Sunday, March 18, 2007
Some of the world's most valuable furniture and artistic creations will never be seen on "Antiques Road Show."
They are the first inanimate objects we would rescue from a fire, and no qualified appraiser can assign a monetary value to something like that.
These objects of family affection are the strong and sturdy, often imperfectly handcrafted items manufactured in junior high school shop classes everywhere.
Here are a few that reside in Pitt County:
Morris Elks did more farming than woodworking after graduating from Chicod High School. But woodworking was part of Ned Hawks' agriculture and shop class.
"What he wanted us to do in the shop class was to make something that nobody else had made," the 79-year-old Mills Road resident said.
Elks came up with a plan that involved a piece of shelving board and a sack of wooden thread spools his mother had collected.
"I just decided to make a table," he said.
He threaded the spools with iron rods to make the legs for his table, which has served his household in one capacity or another for 65 years.
"One thing I remember about Mr. Hawks was that he didn't believe in giving anybody a grade of 100," Elks said. "He was that kind of a teacher. He gave me a 95 on my table."

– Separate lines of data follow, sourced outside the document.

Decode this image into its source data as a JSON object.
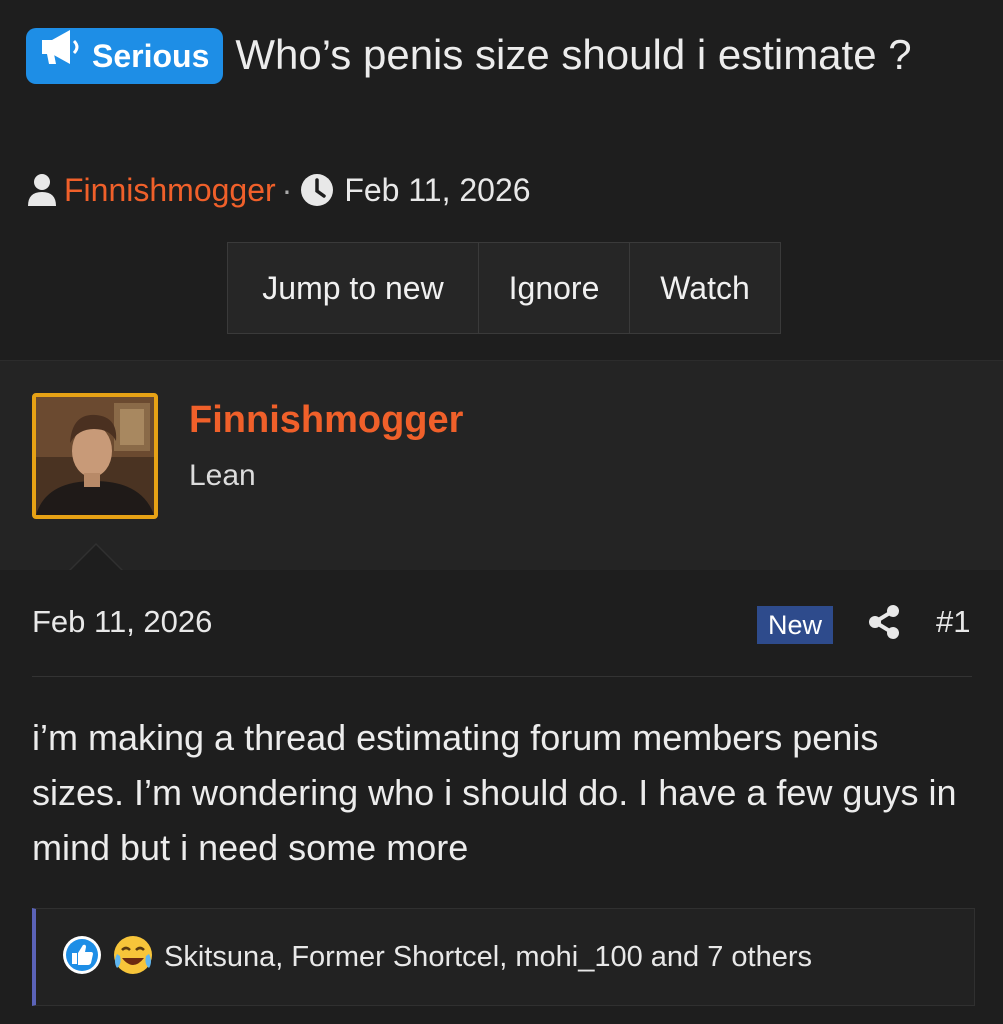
{
  "thread": {
    "prefix_label": "Serious",
    "title": "Who’s penis size should i estimate ?",
    "author": "Finnishmogger",
    "separator": "·",
    "date": "Feb 11, 2026"
  },
  "actions": {
    "jump_label": "Jump to new",
    "ignore_label": "Ignore",
    "watch_label": "Watch"
  },
  "post": {
    "username": "Finnishmogger",
    "user_title": "Lean",
    "date": "Feb 11, 2026",
    "new_badge": "New",
    "post_number": "#1",
    "content": "i’m making a thread estimating forum members penis sizes. I’m wondering who i should do. I have a few guys in mind but i need some more",
    "reactions_text": "Skitsuna, Former Shortcel, mohi_100 and 7 others"
  },
  "colors": {
    "background": "#1e1e1e",
    "prefix_blue": "#1e8ee6",
    "username_orange": "#f0602a",
    "new_badge": "#2e4b8c",
    "avatar_border": "#e7a215",
    "reaction_bar": "#5b63b8"
  },
  "icons": {
    "prefix": "megaphone-icon",
    "meta_author": "user-icon",
    "meta_date": "clock-icon",
    "share": "share-icon",
    "reaction_1": "like-icon",
    "reaction_2": "laugh-icon"
  }
}
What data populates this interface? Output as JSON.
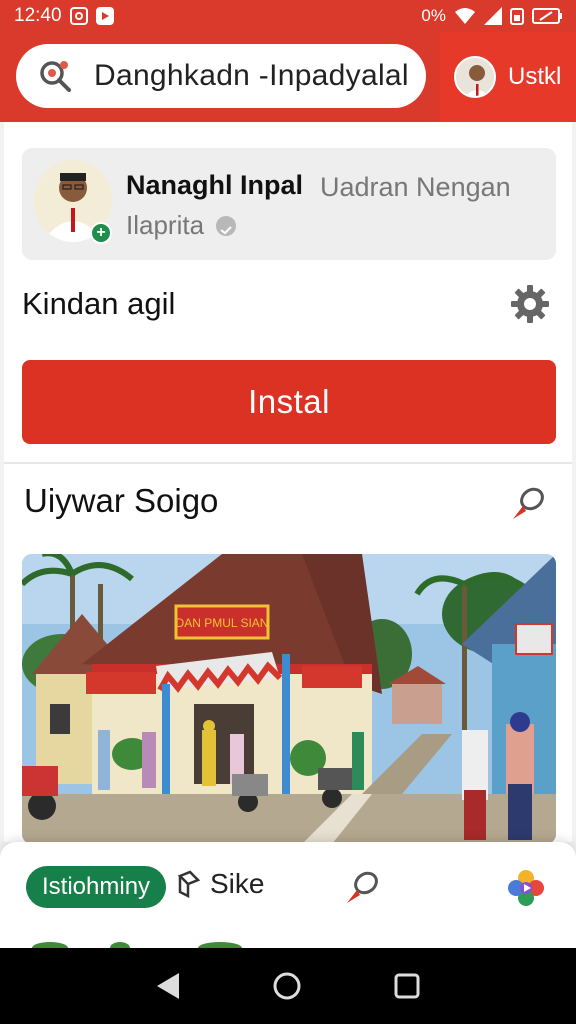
{
  "status_bar": {
    "time": "12:40",
    "battery_text": "0%"
  },
  "header": {
    "search_text": "Danghkadn -Inpadyalal",
    "user_name": "Ustkl"
  },
  "profile": {
    "name": "Nanaghl Inpal",
    "subtitle": "Uadran Nengan",
    "subtitle2": "Ilaprita"
  },
  "settings": {
    "label": "Kindan agil"
  },
  "install_button": {
    "label": "Instal"
  },
  "section": {
    "title": "Uiywar Soigo"
  },
  "photo": {
    "sign_text": "DAN PMUL SIAN"
  },
  "action_bar": {
    "chip_label": "Istiohminy",
    "item_label": "Sike"
  },
  "colors": {
    "brand_red": "#d93a2b",
    "button_red": "#dc3224",
    "chip_green": "#17804a"
  },
  "icons": {
    "search": "search-icon",
    "gear": "gear-icon",
    "pin": "pin-icon",
    "share": "share-icon",
    "app": "app-logo-icon"
  }
}
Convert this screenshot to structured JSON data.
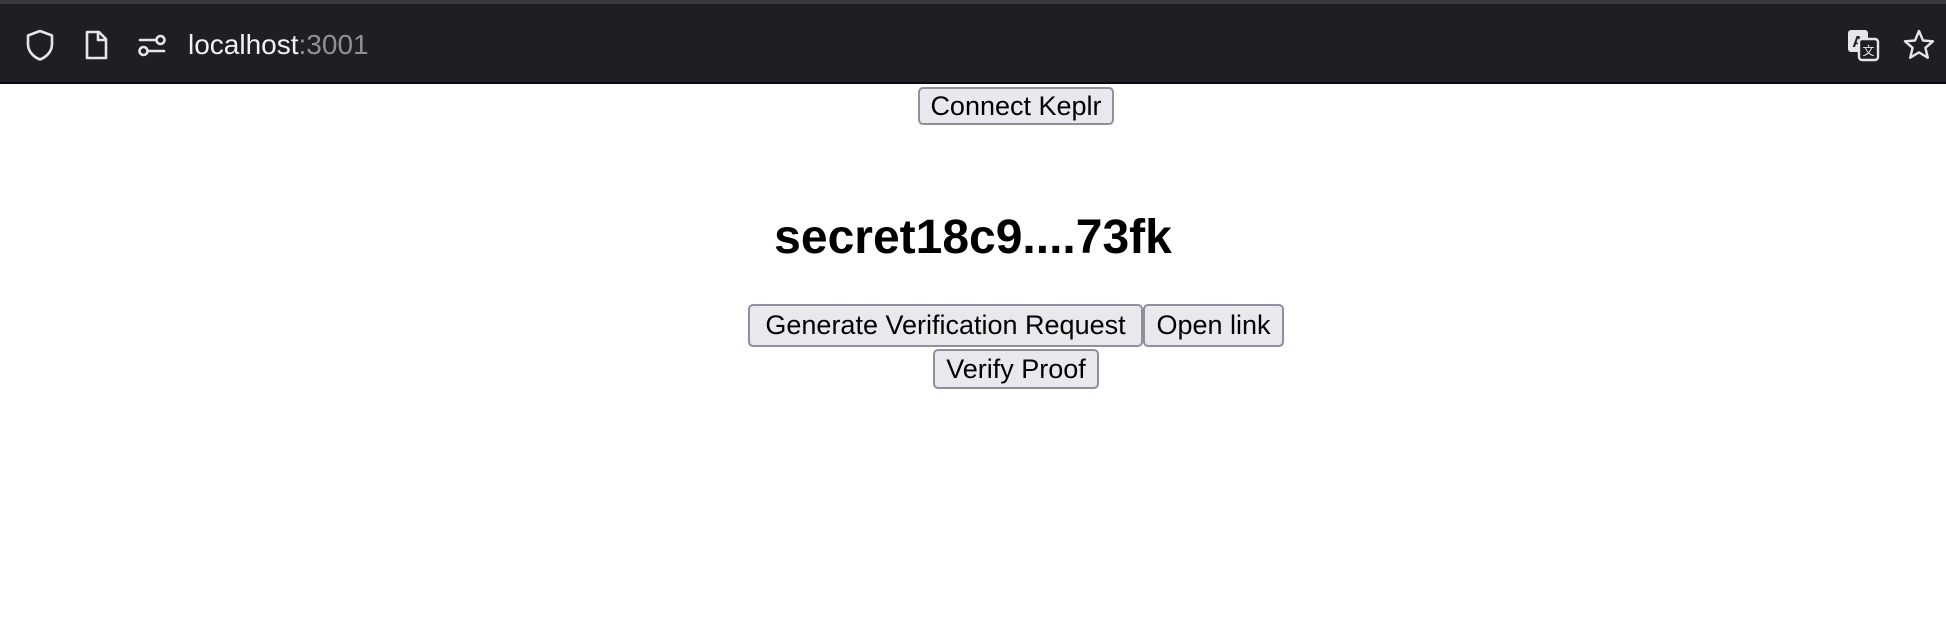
{
  "browser": {
    "url_host": "localhost",
    "url_port": ":3001",
    "icons": {
      "shield": "shield-icon",
      "page": "page-icon",
      "permissions": "permissions-icon",
      "translate": "translate-icon",
      "bookmark": "bookmark-star-icon"
    }
  },
  "page": {
    "connect_button": "Connect Keplr",
    "address": "secret18c9....73fk",
    "generate_button": "Generate Verification Request",
    "open_link_button": "Open link",
    "verify_button": "Verify Proof"
  }
}
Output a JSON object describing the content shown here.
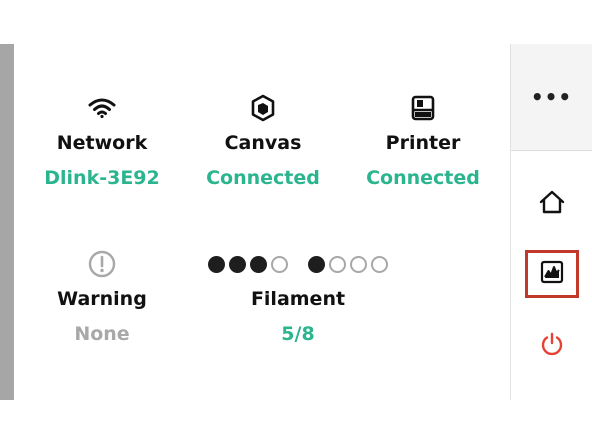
{
  "status": {
    "network": {
      "label": "Network",
      "value": "Dlink-3E92",
      "icon": "wifi-icon"
    },
    "canvas": {
      "label": "Canvas",
      "value": "Connected",
      "icon": "canvas-cube-icon"
    },
    "printer": {
      "label": "Printer",
      "value": "Connected",
      "icon": "printer-icon"
    },
    "warning": {
      "label": "Warning",
      "value": "None",
      "icon": "warning-circle-icon"
    },
    "filament": {
      "label": "Filament",
      "value": "5/8",
      "level_filled": 4,
      "level_total": 8
    }
  },
  "rail": {
    "more_label": "•••",
    "items": [
      "home-icon",
      "stats-chart-icon",
      "power-icon"
    ]
  },
  "colors": {
    "accent": "#2bb58f",
    "muted": "#a8a8a8",
    "selected_border": "#c0392b",
    "power": "#e34234"
  }
}
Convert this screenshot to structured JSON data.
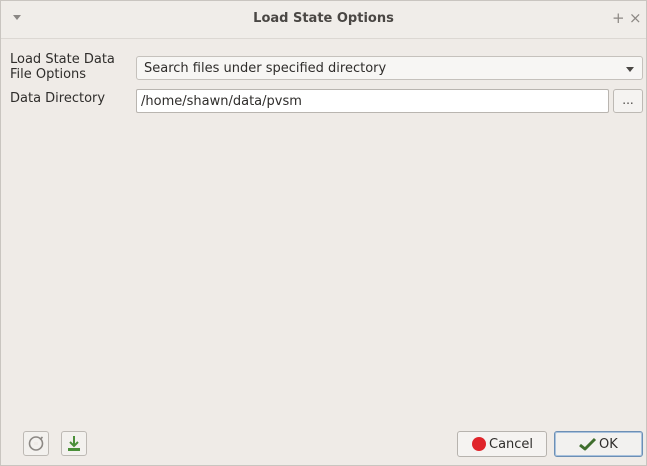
{
  "window": {
    "title": "Load State Options",
    "controls": {
      "pin": "+",
      "close": "×"
    }
  },
  "form": {
    "data_file_options_label_line1": "Load State Data",
    "data_file_options_label_line2": "File Options",
    "data_file_options_value": "Search files under specified directory",
    "data_directory_label": "Data Directory",
    "data_directory_value": "/home/shawn/data/pvsm",
    "browse_label": "..."
  },
  "footer": {
    "cancel_label": "Cancel",
    "ok_label": "OK",
    "left_icons": [
      "reset-icon",
      "save-default-icon"
    ]
  },
  "colors": {
    "window_bg": "#efebe7",
    "cancel_icon": "#e0242a",
    "ok_border": "#6c8fb5"
  }
}
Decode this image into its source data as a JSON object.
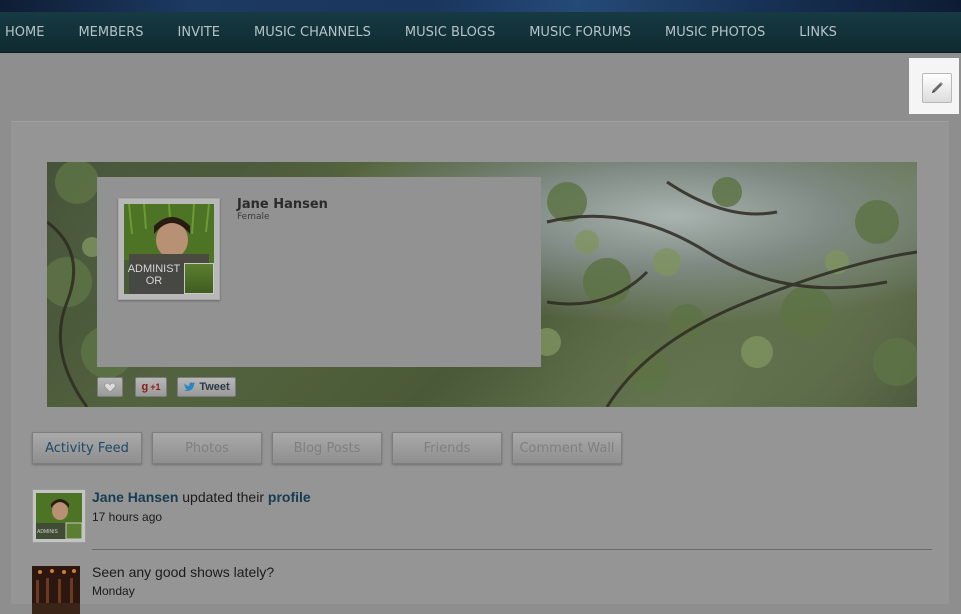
{
  "nav": {
    "items": [
      {
        "label": "HOME"
      },
      {
        "label": "MEMBERS"
      },
      {
        "label": "INVITE"
      },
      {
        "label": "MUSIC CHANNELS"
      },
      {
        "label": "MUSIC BLOGS"
      },
      {
        "label": "MUSIC FORUMS"
      },
      {
        "label": "MUSIC PHOTOS"
      },
      {
        "label": "LINKS"
      }
    ]
  },
  "edit": {
    "icon": "pencil-icon"
  },
  "profile": {
    "name": "Jane Hansen",
    "gender": "Female",
    "role_badge": "ADMINISTRATOR",
    "role_line1": "ADMINIST",
    "role_line2": "OR"
  },
  "social": {
    "gplus_label": "+1",
    "tweet_label": "Tweet"
  },
  "tabs": [
    {
      "label": "Activity Feed",
      "active": true
    },
    {
      "label": "Photos",
      "active": false
    },
    {
      "label": "Blog Posts",
      "active": false
    },
    {
      "label": "Friends",
      "active": false
    },
    {
      "label": "Comment Wall",
      "active": false
    }
  ],
  "feed": [
    {
      "user": "Jane Hansen",
      "action": " updated their ",
      "target": "profile",
      "time": "17 hours ago",
      "badge": "ADMINIS"
    },
    {
      "text": "Seen any good shows lately?",
      "time": "Monday"
    }
  ],
  "colors": {
    "nav_bg": "#173a43",
    "nav_text": "#b5c3c6",
    "link": "#163c54",
    "active_tab": "#1c4a66"
  }
}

When John Meeks Sr. died unexpectedly on Feb. 13, he left a wealth of personal and career accomplishments — which he might have called works in progress.
His wife, Anne, says her husband of 45 years worked constantly on projects at home and at the company he founded, Atlantic Coastal Supply.
"Everything he did had to be just so," she said.
One of his earliest completed projects was assigned during his early 1950s high school days at Baltimore Polytechnic Institute, a private engineering high school in Baltimore, Md.
It's a wooden replica of a wrench.
"He had to make it according to exact specifications," Anne said. "You can still see where he made his lines on it."
The token tool was never displayed in a place of prominence, she said, but shared time between desktops and drawers at home and work.
More than 50 years after he completed it, Meeks' wrench is a symbolic reminder that most other things in life remain works in progress.
AAl Clark of Greenville owns a reflection of America's aviation history passed to him by his father.
"In 1927," Clark explains, "Charles Lindbergh was the toast of America after his solo crossing of the Atlantic Ocean in his single-engine airplane, "The Spirit of St. Louis."
"It was the first time for such a flight and Lindbergh became one of the nation's great heroes — especially for young boys.
"My late father, Neill Clark, was 13 years old that year and pretty good with his hands. The result of his admiration for Lindbergh and his fascination with his flight was a small wooden model of Lindbergh's plane that he built that year.
"Time has been pretty rough on the model — its wood dark with age and some parts now missing. But still visible are the places where my father drew the door/window and carefully wrote the name of the plane on the side — just as it is on the real aircraft, now hanging in The Smithsonian in Washington, D.C.
"I don't know much more about his project — we never really talked about it. But it has been a part of my surroundings for the length of my memory."
J.D.Adams built several pieces in Earl Windley's shop class during two of Adams' years at Greenville High School. The 72-year-old retired banker placed one of them at the Winterville home of his daughter, Amy Ellis.
The maple end table with magazine holders is actually one of three pieces of furniture Ellis has that were made by her relatives when they were young.
An end table topped with a diamond-shaped laminate inlay was made by her great uncle, Rupert Parker, who died in 1974.
Ellis has a corner whatnot display table with thread-spool legs made in the 1930s by her late grandparents, William and Amy Congleton. The piece was a school project the couple designed together when they were high school sweethearts growing up in Stokes.
Adams says he inherited a love for carpentry and woodworking from his father.
"I had an interest in it because of the things my father did," he said. The shop-class experience, he said, "certainly intensified my interest. And it never left me after that."
Charles Ward had no idea what a serving table was when his shop teacher at Bethel High School encouraged him to build one in 1956.
"It was my senior project," he said. "Everybody had to have a senior project."
Ward's brother, Wade, had made a coffee table for his senior project and Ward planned on doing the same.
"But my teacher said 'no, let's put wheels on it and make it a serving table,'" Ward said. " My mother was excited with it and always kept it in her house."
The table still holds the food, he said, during family gatherings and holiday meals at the farmhouse in Bethel where Ward grew up.
DDuring a visit with his parents at their home in La Grange last month, Don King of Ayden went looking for the wooden tricycle he built in his seventh-grade industrial-arts class.
My wife, Michelle, and I are expecting our first child in April, " he said. "I was thinking my mom had long discarded it or it had broken or something."
Much to his surprise, however, King's mother had been storing the item in a closet for the past 28 years.
King designed the cat tricycle with mouse cage. "The idea," he said, "was that the cat catches the mice and puts them in the cage."
King made the piece in Mr. Mewborn's class at Eastern Wayne Junior High School in Goldsboro.
"I have always been creative, but I'm not sure what inspired this creation," he said. "The only thing I can think of was from watching the movie 'Chitty Chitty Bang Bang.' In that movie, there was a cage with children who were captured in town. I really loved that movie and could see myself taking that inspiration and creating this toy from that concept."